Nyoro called for government intervention through subsidies and tax adjustments, noting that the Fuel Stabilisation Fund has sufficient resources to ease the burden on consumers if properly utilised.
"The amount given for subsidies is too little. The Fuel Stabilisation Fund has around Ksh20 billion. The government must commit at least Ksh10 billion into subsidies in the month up to May 14th," he continued.
Nyoro also dismissed recent VAT adjustments as insufficient, urging the government to go further by restoring previous tax levels and temporarily exempting fuel products altogether.
"The VAT reduction of 3% is a dry joke taken too far. Fuel products must be VAT-exempt during the intervening period. The government must immediately revert the VAT to 8% as it was before 2023. The reduction by a further 8% should be done subsequently," he further said.

According to Nyoro, a combination of tax cuts and subsidies could deliver immediate relief.
His proposal includes removing the Ksh7 fuel levy introduced in 2024, implementing an additional 5% VAT reduction (equivalent to about Ksh8 per litre), and allocating an extra Ksh5 billion in subsidies from the Fuel Stabilisation Fund, translating to roughly Ksh12 per litre.

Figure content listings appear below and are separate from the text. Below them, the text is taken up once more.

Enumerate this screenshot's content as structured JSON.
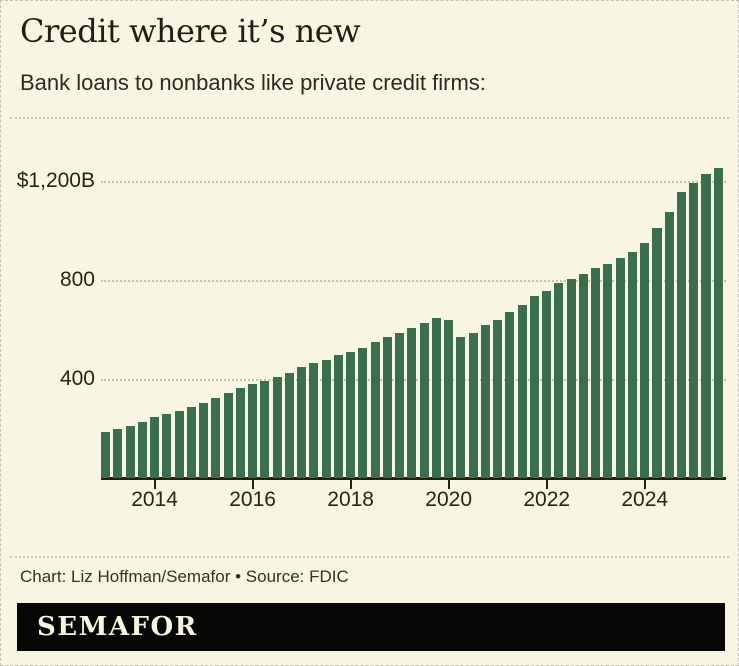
{
  "header": {
    "title": "Credit where it’s new",
    "subtitle": "Bank loans to nonbanks like private credit firms:"
  },
  "footer": {
    "credit": "Chart: Liz Hoffman/Semafor • Source: FDIC",
    "logo": "SEMAFOR"
  },
  "colors": {
    "background": "#f8f6e2",
    "bar_green": "#3a6e4e",
    "axis_text": "#262519",
    "gridline": "#c6c3ad",
    "logo_bar_background": "#070706",
    "logo_text": "#f6f3df"
  },
  "chart_data": {
    "type": "bar",
    "title": "Credit where it’s new",
    "subtitle": "Bank loans to nonbanks like private credit firms:",
    "unit": "USD billions",
    "grid": "horizontal dotted",
    "legend": "none",
    "ylim": [
      0,
      1285
    ],
    "categories": [
      "2013 Q1",
      "2013 Q2",
      "2013 Q3",
      "2013 Q4",
      "2014 Q1",
      "2014 Q2",
      "2014 Q3",
      "2014 Q4",
      "2015 Q1",
      "2015 Q2",
      "2015 Q3",
      "2015 Q4",
      "2016 Q1",
      "2016 Q2",
      "2016 Q3",
      "2016 Q4",
      "2017 Q1",
      "2017 Q2",
      "2017 Q3",
      "2017 Q4",
      "2018 Q1",
      "2018 Q2",
      "2018 Q3",
      "2018 Q4",
      "2019 Q1",
      "2019 Q2",
      "2019 Q3",
      "2019 Q4",
      "2020 Q1",
      "2020 Q2",
      "2020 Q3",
      "2020 Q4",
      "2021 Q1",
      "2021 Q2",
      "2021 Q3",
      "2021 Q4",
      "2022 Q1",
      "2022 Q2",
      "2022 Q3",
      "2022 Q4",
      "2023 Q1",
      "2023 Q2",
      "2023 Q3",
      "2023 Q4",
      "2024 Q1",
      "2024 Q2",
      "2024 Q3",
      "2024 Q4",
      "2025 Q1",
      "2025 Q2",
      "2025 Q3"
    ],
    "values": [
      185,
      198,
      212,
      228,
      248,
      260,
      272,
      285,
      305,
      322,
      345,
      362,
      378,
      392,
      408,
      426,
      448,
      464,
      478,
      497,
      510,
      527,
      549,
      570,
      586,
      608,
      625,
      646,
      637,
      568,
      587,
      618,
      637,
      671,
      700,
      734,
      757,
      787,
      805,
      826,
      849,
      866,
      889,
      913,
      951,
      1010,
      1076,
      1156,
      1191,
      1228,
      1251
    ],
    "y_ticks": [
      {
        "value": 400,
        "label": "400"
      },
      {
        "value": 800,
        "label": "800"
      },
      {
        "value": 1200,
        "label": "$1,200B"
      }
    ],
    "x_ticks": [
      {
        "label": "2014",
        "index": 4
      },
      {
        "label": "2016",
        "index": 12
      },
      {
        "label": "2018",
        "index": 20
      },
      {
        "label": "2020",
        "index": 28
      },
      {
        "label": "2022",
        "index": 36
      },
      {
        "label": "2024",
        "index": 44
      }
    ]
  }
}
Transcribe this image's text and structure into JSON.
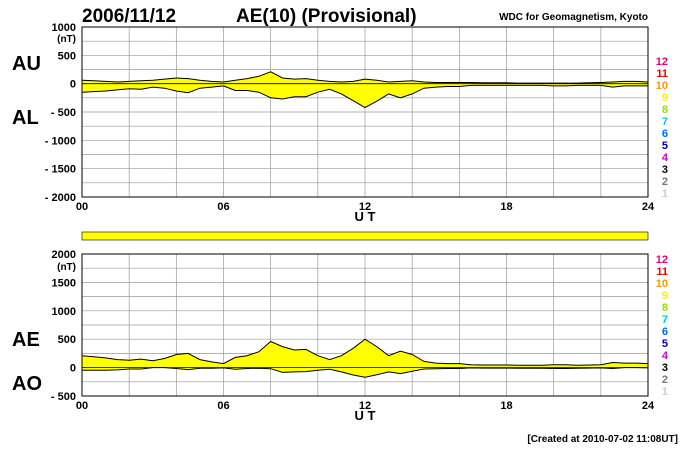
{
  "header": {
    "date": "2006/11/12",
    "title": "AE(10) (Provisional)",
    "source": "WDC for Geomagnetism, Kyoto"
  },
  "footer": {
    "created": "[Created at 2010-07-02 11:08UT]"
  },
  "colors": {
    "fill": "#ffff00",
    "grid": "#9a9a9a",
    "line": "#000000"
  },
  "station_count_labels": [
    {
      "text": "12",
      "color": "#e6007e"
    },
    {
      "text": "11",
      "color": "#e60000"
    },
    {
      "text": "10",
      "color": "#ff9900"
    },
    {
      "text": "9",
      "color": "#ffee00"
    },
    {
      "text": "8",
      "color": "#99dd00"
    },
    {
      "text": "7",
      "color": "#00ccdd"
    },
    {
      "text": "6",
      "color": "#0066ff"
    },
    {
      "text": "5",
      "color": "#0000aa"
    },
    {
      "text": "4",
      "color": "#cc00cc"
    },
    {
      "text": "3",
      "color": "#000000"
    },
    {
      "text": "2",
      "color": "#777777"
    },
    {
      "text": "1",
      "color": "#cccccc"
    }
  ],
  "bar_strip": {
    "color": "#ffff00"
  },
  "chart_data": [
    {
      "type": "area",
      "upper_label": "AU",
      "lower_label": "AL",
      "ylabel": "(nT)",
      "xlabel": "U T",
      "ylim": [
        -2000,
        1000
      ],
      "yticks": [
        1000,
        500,
        0,
        -500,
        -1000,
        -1500,
        -2000
      ],
      "ytick_labels": [
        "1000",
        "500",
        "0",
        "- 500",
        "- 1000",
        "- 1500",
        "- 2000"
      ],
      "xlim": [
        0,
        24
      ],
      "xticks": [
        0,
        6,
        12,
        18,
        24
      ],
      "xtick_labels": [
        "00",
        "06",
        "12",
        "18",
        "24"
      ],
      "grid": true,
      "x_hours": [
        0,
        0.5,
        1,
        1.5,
        2,
        2.5,
        3,
        3.5,
        4,
        4.5,
        5,
        5.5,
        6,
        6.5,
        7,
        7.5,
        8,
        8.5,
        9,
        9.5,
        10,
        10.5,
        11,
        11.5,
        12,
        12.5,
        13,
        13.5,
        14,
        14.5,
        15,
        15.5,
        16,
        16.5,
        17,
        17.5,
        18,
        18.5,
        19,
        19.5,
        20,
        20.5,
        21,
        21.5,
        22,
        22.5,
        23,
        23.5,
        24
      ],
      "series": [
        {
          "name": "AU",
          "values": [
            60,
            50,
            40,
            30,
            40,
            50,
            60,
            80,
            100,
            90,
            60,
            40,
            30,
            60,
            90,
            130,
            210,
            100,
            80,
            90,
            60,
            40,
            30,
            40,
            80,
            60,
            30,
            40,
            50,
            30,
            20,
            20,
            20,
            20,
            15,
            15,
            15,
            10,
            10,
            10,
            10,
            10,
            10,
            15,
            20,
            30,
            40,
            40,
            30
          ]
        },
        {
          "name": "AL",
          "values": [
            -150,
            -140,
            -130,
            -110,
            -90,
            -100,
            -60,
            -80,
            -130,
            -160,
            -80,
            -60,
            -40,
            -120,
            -120,
            -150,
            -250,
            -270,
            -230,
            -230,
            -150,
            -100,
            -180,
            -300,
            -420,
            -310,
            -180,
            -250,
            -180,
            -80,
            -60,
            -50,
            -50,
            -30,
            -30,
            -30,
            -30,
            -30,
            -30,
            -30,
            -40,
            -40,
            -30,
            -30,
            -30,
            -60,
            -40,
            -40,
            -40
          ]
        }
      ]
    },
    {
      "type": "area",
      "upper_label": "AE",
      "lower_label": "AO",
      "ylabel": "(nT)",
      "xlabel": "U T",
      "ylim": [
        -500,
        2000
      ],
      "yticks": [
        2000,
        1500,
        1000,
        500,
        0,
        -500
      ],
      "ytick_labels": [
        "2000",
        "1500",
        "1000",
        "500",
        "0",
        "- 500"
      ],
      "xlim": [
        0,
        24
      ],
      "xticks": [
        0,
        6,
        12,
        18,
        24
      ],
      "xtick_labels": [
        "00",
        "06",
        "12",
        "18",
        "24"
      ],
      "grid": true,
      "x_hours": [
        0,
        0.5,
        1,
        1.5,
        2,
        2.5,
        3,
        3.5,
        4,
        4.5,
        5,
        5.5,
        6,
        6.5,
        7,
        7.5,
        8,
        8.5,
        9,
        9.5,
        10,
        10.5,
        11,
        11.5,
        12,
        12.5,
        13,
        13.5,
        14,
        14.5,
        15,
        15.5,
        16,
        16.5,
        17,
        17.5,
        18,
        18.5,
        19,
        19.5,
        20,
        20.5,
        21,
        21.5,
        22,
        22.5,
        23,
        23.5,
        24
      ],
      "series": [
        {
          "name": "AE",
          "values": [
            210,
            190,
            170,
            140,
            130,
            150,
            120,
            160,
            230,
            250,
            140,
            100,
            70,
            180,
            210,
            280,
            460,
            370,
            310,
            320,
            210,
            140,
            210,
            340,
            500,
            370,
            210,
            290,
            230,
            110,
            80,
            70,
            70,
            50,
            45,
            45,
            45,
            40,
            40,
            40,
            50,
            50,
            40,
            45,
            50,
            90,
            80,
            80,
            70
          ]
        },
        {
          "name": "AO",
          "values": [
            -45,
            -45,
            -45,
            -40,
            -25,
            -25,
            0,
            0,
            -15,
            -35,
            -10,
            -10,
            -5,
            -30,
            -15,
            -10,
            -20,
            -85,
            -75,
            -70,
            -45,
            -30,
            -75,
            -130,
            -170,
            -125,
            -75,
            -105,
            -65,
            -25,
            -20,
            -15,
            -15,
            -5,
            -8,
            -8,
            -8,
            -10,
            -10,
            -10,
            -15,
            -15,
            -10,
            -8,
            -5,
            -15,
            0,
            0,
            -5
          ]
        }
      ]
    }
  ]
}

He insists that these measures would collectively lower fuel prices by approximately Ksh27 per litre, restoring levies and taxes to pre-2023 levels and offering much-needed relief to consumers.
Nyoro also questioned the justification for high local fuel prices despite a decline in global oil costs, pointing to a disparity that he says remains unexplained.
"Kenyans take note of the fact that global oil prices were higher in 2022, topping $ 115 Per Barell in May 2022, yet pump prices never exceeded Ksh160 per litre of Petrol and Ksh140 per litre of diesel locally. Global oil prices are cheaper now than in 2022, at below $100 PB. Why are Kenyans being made to pay more?" he posed.
Beyond pricing concerns, Nyoro raised alarm over alleged lack of accountability in government-to-government fuel import arrangements, calling on leaders to come clean about the deals and their beneficiaries.
He claimed that such arrangements risk being exploited for personal gain at the expense of ordinary Kenyans.
"Kenyans cannot wait for another month for the revision to be done. Reduction in fuel prices must be done now without delays. Time is of the essence. Our economy runs on fuel, and situations like these demand leadership that is unprecedented, fast, and forthright," he concluded.
Meanwhile, President William Ruto has defended the government amid uproar over the latest fuel price review that saw fuel prices jump from between Ksh28 to Ksh40 per litre.
Speaking in Kisii County, he blamed the fuel prices on the current events at the global stage, including the Iran War, for the sharp spike in fuel costs.
Nonetheless, Ruto stated that his administration was doing all it could to cushion Kenyans from the steep rise in petrol prices across the world.
He stated that were it not for government interventions, the fuel would have retailed at higher prices than the Ksh206.97 for petrol and Ksh206.84 for diesel.
"The price of fuel has increased everywhere in the world, but in Kenya, we had planned to ensure that the prices, which would have increased very highly, were moderated.
"The government has used Ksh6.2 billion to subsidise fuel costs in Kenya. We have also reduced VAT to ensure that we moderate fuel prices, and I want to assure you that my government will do all it can," Ruto stated.
The President praised the government-to-government arrangement, stating that it prevented Kenya from going through a fuel shortage crisis.
He argued that the arrangement ensured that the country had enough fuel, even as others suffered from a lack of fuel supply.
"God helped us, and we had the G-to-G plan, which saved us. As I speak to you, some countries do not even have fuel in their petrol stations, but here in Kenya, we do.
"The G-to-G arrangement has made Kenya a very competitive fuel destination. You cannot compare our fuel with our region or other countries; there are countries which do not have fuel, but in Kenya, we have enough," he added.